I had shoulder surgery 12 weeks ago and am finally getting about three hours of work done in the shop per day, it will be nice to generate some income again. The PT gals say my recovery isn’t “typical”. My shoulder blade won’t move so I have limited mobility in my left arm. It’s taking some doing to gain back my strength over my entire body as well. Looks like I’ll be seeing the PT gals for quite some time yet. Needles to say I haven’t been loads of help around here over the summer.
I think I’ve worked up enough strength to hold a little single shot .22. Squirrels beware!

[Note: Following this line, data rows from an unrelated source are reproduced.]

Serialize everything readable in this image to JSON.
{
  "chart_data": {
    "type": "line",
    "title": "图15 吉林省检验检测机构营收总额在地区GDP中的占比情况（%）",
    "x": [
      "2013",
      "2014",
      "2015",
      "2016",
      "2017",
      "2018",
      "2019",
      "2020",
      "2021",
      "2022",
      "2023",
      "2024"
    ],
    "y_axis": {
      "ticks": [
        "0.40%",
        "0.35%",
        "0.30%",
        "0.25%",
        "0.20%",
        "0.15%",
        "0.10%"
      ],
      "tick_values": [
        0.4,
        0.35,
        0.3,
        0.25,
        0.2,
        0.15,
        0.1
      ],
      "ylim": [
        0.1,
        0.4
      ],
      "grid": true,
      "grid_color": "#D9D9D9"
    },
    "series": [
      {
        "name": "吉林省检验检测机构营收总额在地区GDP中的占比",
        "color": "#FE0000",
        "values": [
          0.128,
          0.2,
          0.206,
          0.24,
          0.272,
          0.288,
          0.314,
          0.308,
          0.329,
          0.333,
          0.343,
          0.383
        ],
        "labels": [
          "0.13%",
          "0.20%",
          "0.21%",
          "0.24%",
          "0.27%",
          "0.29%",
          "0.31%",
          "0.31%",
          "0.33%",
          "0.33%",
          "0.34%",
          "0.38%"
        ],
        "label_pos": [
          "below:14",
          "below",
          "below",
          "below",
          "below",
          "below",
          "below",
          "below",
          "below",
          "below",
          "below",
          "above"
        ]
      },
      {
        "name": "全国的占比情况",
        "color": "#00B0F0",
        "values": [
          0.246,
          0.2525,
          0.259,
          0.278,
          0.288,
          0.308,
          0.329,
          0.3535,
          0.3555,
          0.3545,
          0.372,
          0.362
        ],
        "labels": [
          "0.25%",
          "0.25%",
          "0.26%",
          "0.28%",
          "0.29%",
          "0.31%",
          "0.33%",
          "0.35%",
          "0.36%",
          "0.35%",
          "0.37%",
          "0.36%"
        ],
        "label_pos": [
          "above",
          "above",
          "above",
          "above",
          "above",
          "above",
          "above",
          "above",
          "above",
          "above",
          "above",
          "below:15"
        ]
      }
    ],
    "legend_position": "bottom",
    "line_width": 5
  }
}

I’ve been busy canning dozens of quarts of tomato sauce, too. Brooksy, I do hope you will recover soon. Said a prayer asking the Father to watch over your healing moments ago. I know how difficult it is to feel helpless when your heart’s desire is to be useful to your family. I also understand the desire to “get those squirrels”. Had some raiding my box of sunflowers recently put out by the chicken pen for the chickens. Hope you are able to get back out and “get ’em” soon!
Thanks Sarah, greatly appreciated!
Once upon a time in my wild youth I was a Wild land Firefighter and also having grown up in a logging community the threat of fire is of major concern for most everyone. I have seen first hand the destructive nature of fire and with the fires in the Pacific Northwest being particularly difficult this year. Now when, I read about the cutting of much needed firewood for winter so late in the season is still on going, I take pause and I pray that every precaution is taken to minimize the risks associated with such activities. Such as cutting early in the morning, having and making sure a spark arresting device is on your chainsaw and working as intended, having some form of fire suppression on hand such as a fire extinguisher or garden hose if you use a dedicated area close to a water source. Even posting yourself up as a fire watch for a few hours after you’ve finished using your chainsaw or hydraulic wood splitter if you use one to ensure that nothing turns into a fire. So please be careful, be vigilant and by all means only let that fire wood warm you only when you need it to. When cutting it and when you burn it.
Dear A in Aloha,
No worries, here. We’re no longer cutting trees in our woods. The gang cutting takes place next to the house with the chainsaw, between 7:30 and 9AM. Jim is splitting the wood by the house with the ax. Not only that, we water the meadow and gardens around the house daily so there is no chance of sparks setting off a fire, they’re too wet. Furthermore, even though we water the meadows and our campfire circle is in the middle of the meadow, we do not and have not had any campfires since the end of June, just in case an ember gets carried away by the wind into our woods which are not watered. Thankfully, the expected rains are due to begin after midnight on Sunday. We’ll be glad when they soak our dry land and begin to help to put out all the fires in our western regions. We do thank You for your concern. Many blessings to you and yours. Lily
We’ve been busy wrapping up the “garden” and canning. We canned a dozen or so jars of chicken. These are great for last minute chicken salad, tacos or chicken soup and the weather cools. Also tried our hand at harvesting acorns and making acorn “flour”. It is a long process and not one I am likely to repeat. However, it is a good skill to have if needed.
Ripened and canned 9 qt of peaches(had 1 qt glass fail),harvested lettuce seed and volunteer tomato seed(should grow great next year). Time to start prowling for end of season deals on fertilizer and charcoal and early salt.